Companies need to work out problems with investors on their own.
In a speech Thursday to the Society of Corporate Secretaries and Governance Professionals, SEC Chair Mary Jo White addressed several proxy-related issues, and hinted towards potential regulatory action in the near future.
White also called on corporate officials to work to establish better relationships with their investors on their own.
“I ask you, as I share with you my views on these topics, to also consider what you could and should be doing in each of these areas,” White said.
“As I have said on other occasions, companies should seek to engage in a constructive dialogue with their shareholders and work to facilitate constructive solutions to issues they raise.”

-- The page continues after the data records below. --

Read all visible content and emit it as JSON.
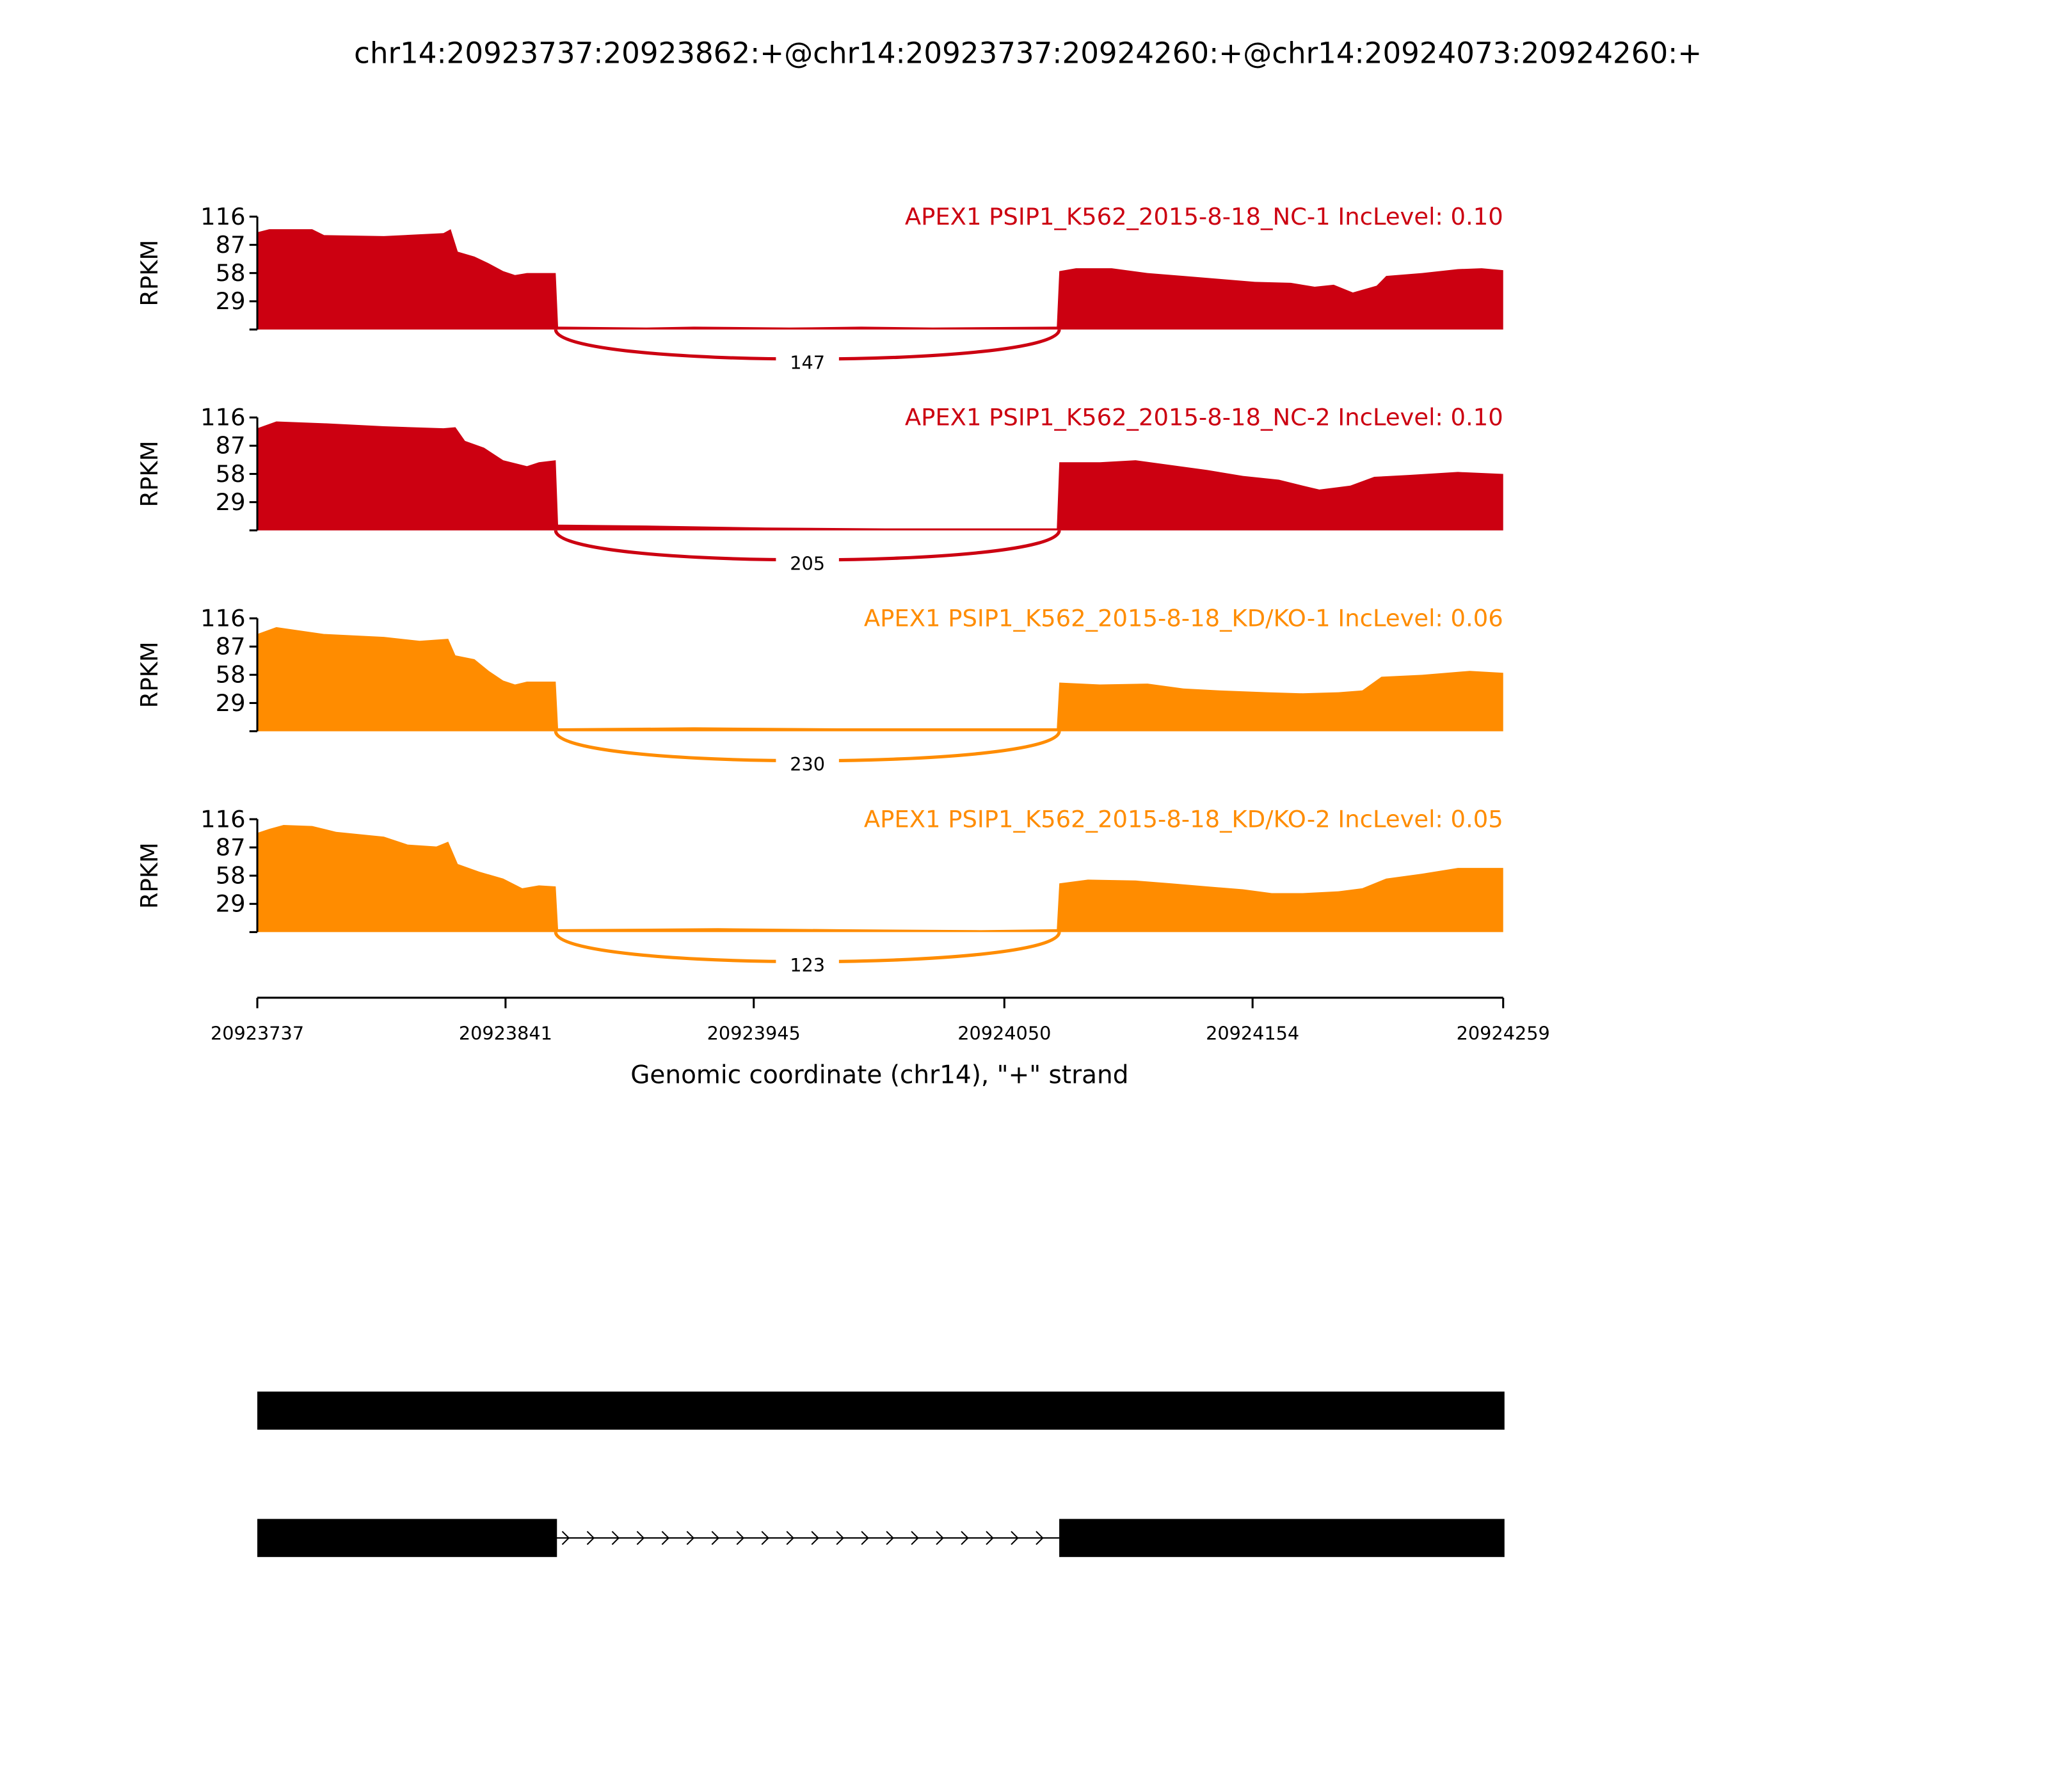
{
  "chart_data": {
    "type": "area",
    "title": "chr14:20923737:20923862:+@chr14:20923737:20924260:+@chr14:20924073:20924260:+",
    "xlabel": "Genomic coordinate (chr14), \"+\" strand",
    "ylabel": "RPKM",
    "xlim": [
      20923737,
      20924259
    ],
    "ylim": [
      0,
      116
    ],
    "yticks": [
      "116",
      "87",
      "58",
      "29"
    ],
    "ytick_values": [
      116,
      87,
      58,
      29
    ],
    "xticks": [
      "20923737",
      "20923841",
      "20923945",
      "20924050",
      "20924154",
      "20924259"
    ],
    "xtick_values": [
      20923737,
      20923841,
      20923945,
      20924050,
      20924154,
      20924259
    ],
    "colors": {
      "NC": "#CC0011",
      "KD": "#FF8C00"
    },
    "junction": {
      "start": 20923862,
      "end": 20924073
    },
    "series": [
      {
        "name": "APEX1 PSIP1_K562_2015-8-18_NC-1 IncLevel: 0.10",
        "color": "#CC0011",
        "junction_count": "147",
        "points": [
          [
            20923737,
            100
          ],
          [
            20923742,
            103
          ],
          [
            20923760,
            103
          ],
          [
            20923765,
            97
          ],
          [
            20923790,
            96
          ],
          [
            20923815,
            99
          ],
          [
            20923818,
            103
          ],
          [
            20923821,
            80
          ],
          [
            20923828,
            75
          ],
          [
            20923834,
            68
          ],
          [
            20923840,
            60
          ],
          [
            20923845,
            56
          ],
          [
            20923850,
            58
          ],
          [
            20923862,
            58
          ],
          [
            20923863,
            3
          ],
          [
            20923900,
            2
          ],
          [
            20923920,
            3
          ],
          [
            20923960,
            2
          ],
          [
            20923990,
            3
          ],
          [
            20924020,
            2
          ],
          [
            20924072,
            3
          ],
          [
            20924073,
            60
          ],
          [
            20924080,
            63
          ],
          [
            20924095,
            63
          ],
          [
            20924110,
            58
          ],
          [
            20924125,
            55
          ],
          [
            20924140,
            52
          ],
          [
            20924155,
            49
          ],
          [
            20924170,
            48
          ],
          [
            20924180,
            44
          ],
          [
            20924188,
            46
          ],
          [
            20924196,
            38
          ],
          [
            20924206,
            45
          ],
          [
            20924210,
            55
          ],
          [
            20924225,
            58
          ],
          [
            20924240,
            62
          ],
          [
            20924250,
            63
          ],
          [
            20924259,
            61
          ]
        ]
      },
      {
        "name": "APEX1 PSIP1_K562_2015-8-18_NC-2 IncLevel: 0.10",
        "color": "#CC0011",
        "junction_count": "205",
        "points": [
          [
            20923737,
            105
          ],
          [
            20923745,
            112
          ],
          [
            20923765,
            110
          ],
          [
            20923790,
            107
          ],
          [
            20923815,
            105
          ],
          [
            20923820,
            106
          ],
          [
            20923824,
            92
          ],
          [
            20923832,
            85
          ],
          [
            20923840,
            72
          ],
          [
            20923850,
            66
          ],
          [
            20923855,
            70
          ],
          [
            20923862,
            72
          ],
          [
            20923863,
            6
          ],
          [
            20923900,
            5
          ],
          [
            20923950,
            3
          ],
          [
            20924000,
            2
          ],
          [
            20924072,
            2
          ],
          [
            20924073,
            70
          ],
          [
            20924090,
            70
          ],
          [
            20924105,
            72
          ],
          [
            20924120,
            67
          ],
          [
            20924135,
            62
          ],
          [
            20924150,
            56
          ],
          [
            20924165,
            52
          ],
          [
            20924175,
            46
          ],
          [
            20924182,
            42
          ],
          [
            20924195,
            46
          ],
          [
            20924205,
            55
          ],
          [
            20924220,
            57
          ],
          [
            20924240,
            60
          ],
          [
            20924259,
            58
          ]
        ]
      },
      {
        "name": "APEX1 PSIP1_K562_2015-8-18_KD/KO-1 IncLevel: 0.06",
        "color": "#FF8C00",
        "junction_count": "230",
        "points": [
          [
            20923737,
            100
          ],
          [
            20923745,
            107
          ],
          [
            20923765,
            100
          ],
          [
            20923790,
            97
          ],
          [
            20923805,
            93
          ],
          [
            20923817,
            95
          ],
          [
            20923820,
            78
          ],
          [
            20923828,
            74
          ],
          [
            20923834,
            62
          ],
          [
            20923840,
            52
          ],
          [
            20923845,
            48
          ],
          [
            20923850,
            51
          ],
          [
            20923862,
            51
          ],
          [
            20923863,
            3
          ],
          [
            20923920,
            4
          ],
          [
            20923980,
            3
          ],
          [
            20924040,
            3
          ],
          [
            20924072,
            3
          ],
          [
            20924073,
            50
          ],
          [
            20924090,
            48
          ],
          [
            20924110,
            49
          ],
          [
            20924125,
            44
          ],
          [
            20924140,
            42
          ],
          [
            20924160,
            40
          ],
          [
            20924175,
            39
          ],
          [
            20924190,
            40
          ],
          [
            20924200,
            42
          ],
          [
            20924208,
            56
          ],
          [
            20924225,
            58
          ],
          [
            20924245,
            62
          ],
          [
            20924259,
            60
          ]
        ]
      },
      {
        "name": "APEX1 PSIP1_K562_2015-8-18_KD/KO-2 IncLevel: 0.05",
        "color": "#FF8C00",
        "junction_count": "123",
        "points": [
          [
            20923737,
            102
          ],
          [
            20923742,
            106
          ],
          [
            20923748,
            110
          ],
          [
            20923760,
            109
          ],
          [
            20923770,
            103
          ],
          [
            20923790,
            98
          ],
          [
            20923800,
            90
          ],
          [
            20923812,
            88
          ],
          [
            20923817,
            93
          ],
          [
            20923821,
            70
          ],
          [
            20923830,
            62
          ],
          [
            20923840,
            55
          ],
          [
            20923848,
            45
          ],
          [
            20923855,
            48
          ],
          [
            20923862,
            47
          ],
          [
            20923863,
            3
          ],
          [
            20923930,
            4
          ],
          [
            20923980,
            3
          ],
          [
            20924040,
            2
          ],
          [
            20924072,
            3
          ],
          [
            20924073,
            50
          ],
          [
            20924085,
            54
          ],
          [
            20924105,
            53
          ],
          [
            20924120,
            50
          ],
          [
            20924135,
            47
          ],
          [
            20924150,
            44
          ],
          [
            20924162,
            40
          ],
          [
            20924175,
            40
          ],
          [
            20924190,
            42
          ],
          [
            20924200,
            45
          ],
          [
            20924210,
            55
          ],
          [
            20924225,
            60
          ],
          [
            20924240,
            66
          ],
          [
            20924259,
            66
          ]
        ]
      }
    ],
    "gene_models": [
      {
        "exons": [
          [
            20923737,
            20924259
          ]
        ]
      },
      {
        "exons": [
          [
            20923737,
            20923862
          ],
          [
            20924073,
            20924259
          ]
        ]
      }
    ]
  }
}
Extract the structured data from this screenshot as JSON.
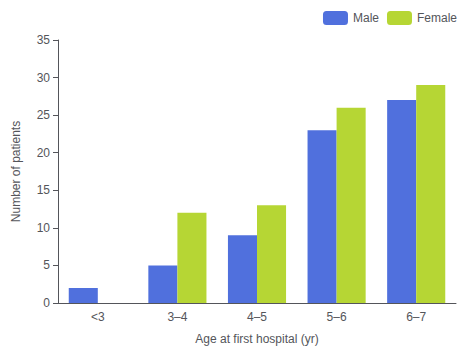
{
  "chart_data": {
    "type": "bar",
    "categories": [
      "<3",
      "3–4",
      "4–5",
      "5–6",
      "6–7"
    ],
    "series": [
      {
        "name": "Male",
        "values": [
          2,
          5,
          9,
          23,
          27
        ]
      },
      {
        "name": "Female",
        "values": [
          0,
          12,
          13,
          26,
          29
        ]
      }
    ],
    "xlabel": "Age at first hospital (yr)",
    "ylabel": "Number of patients",
    "ylim": [
      0,
      35
    ],
    "yticks": [
      0,
      5,
      10,
      15,
      20,
      25,
      30,
      35
    ],
    "grid": false,
    "legend": "upper right"
  }
}
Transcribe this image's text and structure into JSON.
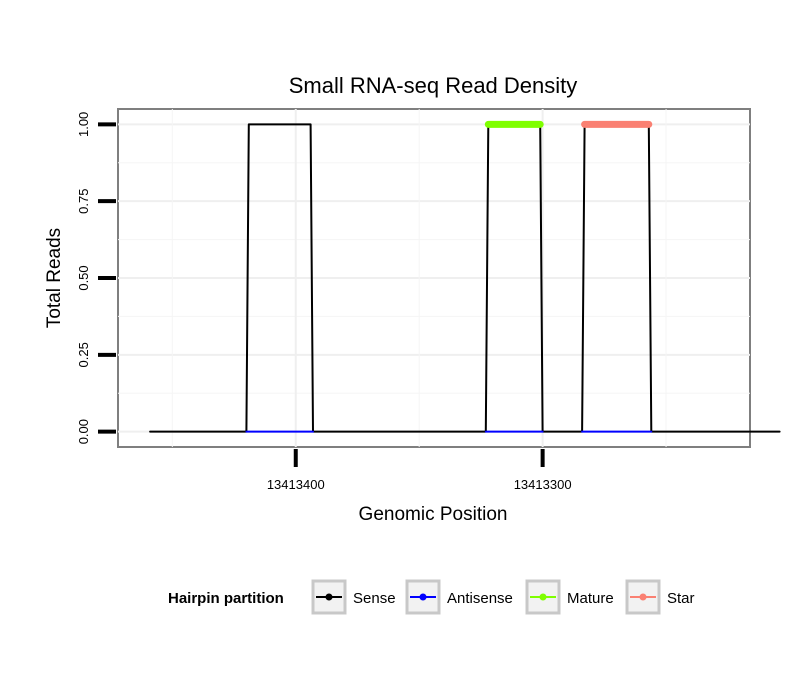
{
  "chart_data": {
    "type": "line",
    "title": "Small RNA-seq Read Density",
    "xlabel": "Genomic Position",
    "ylabel": "Total Reads",
    "xlim": [
      13413472,
      13413216
    ],
    "ylim": [
      -0.05,
      1.05
    ],
    "x_reversed": true,
    "grid": true,
    "x_ticks": [
      {
        "value": 13413400,
        "label": "13413400"
      },
      {
        "value": 13413300,
        "label": "13413300"
      }
    ],
    "y_ticks": [
      {
        "value": 0.0,
        "label": "0.00"
      },
      {
        "value": 0.25,
        "label": "0.25"
      },
      {
        "value": 0.5,
        "label": "0.50"
      },
      {
        "value": 0.75,
        "label": "0.75"
      },
      {
        "value": 1.0,
        "label": "1.00"
      }
    ],
    "series": [
      {
        "name": "Sense",
        "color": "#000000",
        "x": [
          13413459,
          13413420,
          13413419,
          13413394,
          13413393,
          13413323,
          13413322,
          13413301,
          13413300,
          13413284,
          13413283,
          13413257,
          13413256,
          13413204
        ],
        "y": [
          0,
          0,
          1,
          1,
          0,
          0,
          1,
          1,
          0,
          0,
          1,
          1,
          0,
          0
        ]
      },
      {
        "name": "Antisense",
        "color": "#0000ff",
        "x": [
          13413420,
          13413393,
          null,
          13413323,
          13413300,
          null,
          13413284,
          13413256
        ],
        "y": [
          0,
          0,
          null,
          0,
          0,
          null,
          0,
          0
        ]
      },
      {
        "name": "Mature",
        "color": "#7fff00",
        "x": [
          13413322,
          13413301
        ],
        "y": [
          1,
          1
        ]
      },
      {
        "name": "Star",
        "color": "#fa8072",
        "x": [
          13413283,
          13413257
        ],
        "y": [
          1,
          1
        ]
      }
    ],
    "legend": {
      "title": "Hairpin partition",
      "position": "bottom",
      "items": [
        {
          "label": "Sense",
          "color": "#000000"
        },
        {
          "label": "Antisense",
          "color": "#0000ff"
        },
        {
          "label": "Mature",
          "color": "#7fff00"
        },
        {
          "label": "Star",
          "color": "#fa8072"
        }
      ]
    }
  }
}
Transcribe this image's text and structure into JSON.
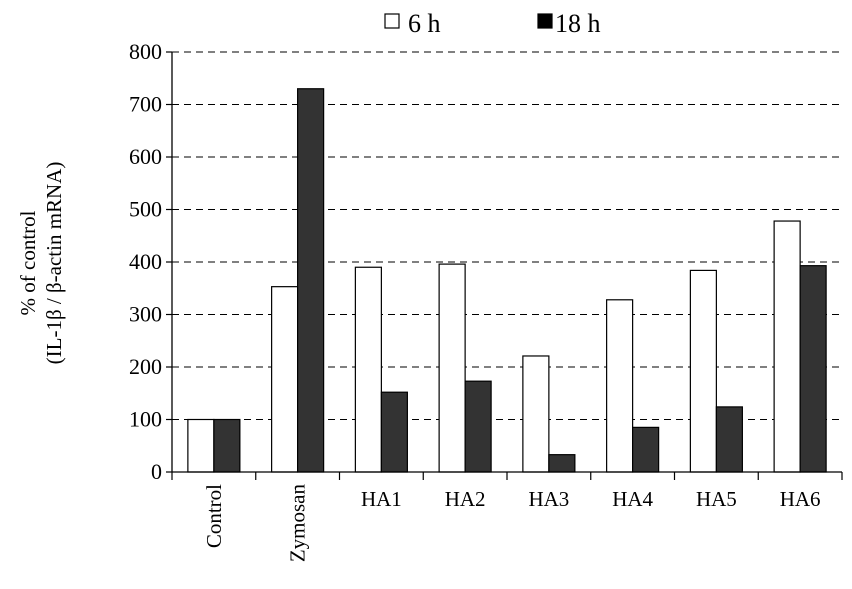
{
  "chart_data": {
    "type": "bar",
    "categories": [
      "Control",
      "Zymosan",
      "HA1",
      "HA2",
      "HA3",
      "HA4",
      "HA5",
      "HA6"
    ],
    "series": [
      {
        "name": "6 h",
        "color": "#ffffff",
        "values": [
          100,
          353,
          390,
          396,
          221,
          328,
          384,
          478
        ]
      },
      {
        "name": "18 h",
        "color": "#333333",
        "values": [
          100,
          730,
          152,
          173,
          33,
          85,
          124,
          393
        ]
      }
    ],
    "title": "",
    "xlabel": "",
    "ylabel_line1": "% of control",
    "ylabel_line2": "(IL-1β / β-actin mRNA)",
    "ylim": [
      0,
      800
    ],
    "yticks": [
      0,
      100,
      200,
      300,
      400,
      500,
      600,
      700,
      800
    ],
    "grid": "horizontal dashed",
    "legend_position": "top"
  }
}
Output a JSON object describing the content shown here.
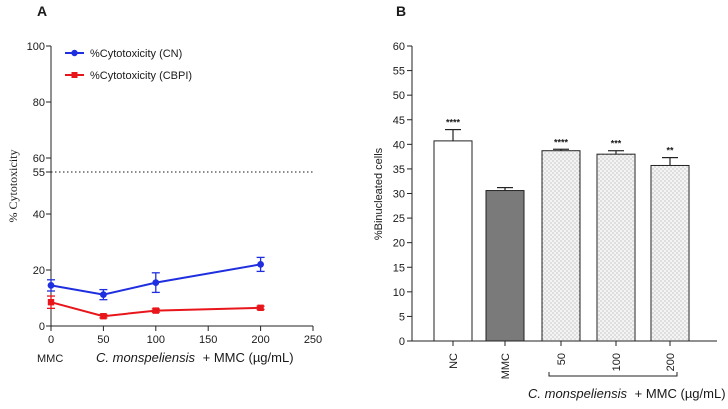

Another issue White discussed was the proxy balloting process, which the SEC held a roundtable discussion on in February.
When voting for corporate directors, shareholders typically have two options: to vote for the entire slate proposed by company management, or vote for the entire slate proposed by another investor.
Shareholders usually cannot pick and choose candidates from both slates, unless they attend the vote in person.
To further complicate the process, each slate has its own ballot, and shareholders vote by filling out the ballot sent out by a certain slate. This often confuses voters and makes them unaware of the full field of candidates.
Investors have called on the SEC to help attack both these issues by mandating “universal ballots.” Just as in any other election, shareholders would receive ballots with all potential directors’ names and freely pick individuals from any slate they want.
If a company’s or proponent’s nominees gave their consent to appear on the other side’s proxy card, then all shareholders would have the full range of voting options available to them. I realise that putting this into practice may have its challenges and that companies could choose different ways of making it work. But it could be beneficial for your shareholders. And we would welcome hearing about your experiences as we consider rule-making in this area. Providing shareholders with the same voting rights that they would have if they were present at the meeting and eliminating procedural obstacles should be a shared goal of both companies and shareholders.
White also addressed issues such as the unavailability of preliminary voting information, the continued governance of “unelected directors,” and the inclusion of shareholder proposals.
Though she is working on the issues brought up to the SEC by companies and their investors, White made it clear that she doesn’t always want the SEC to play arbitrator.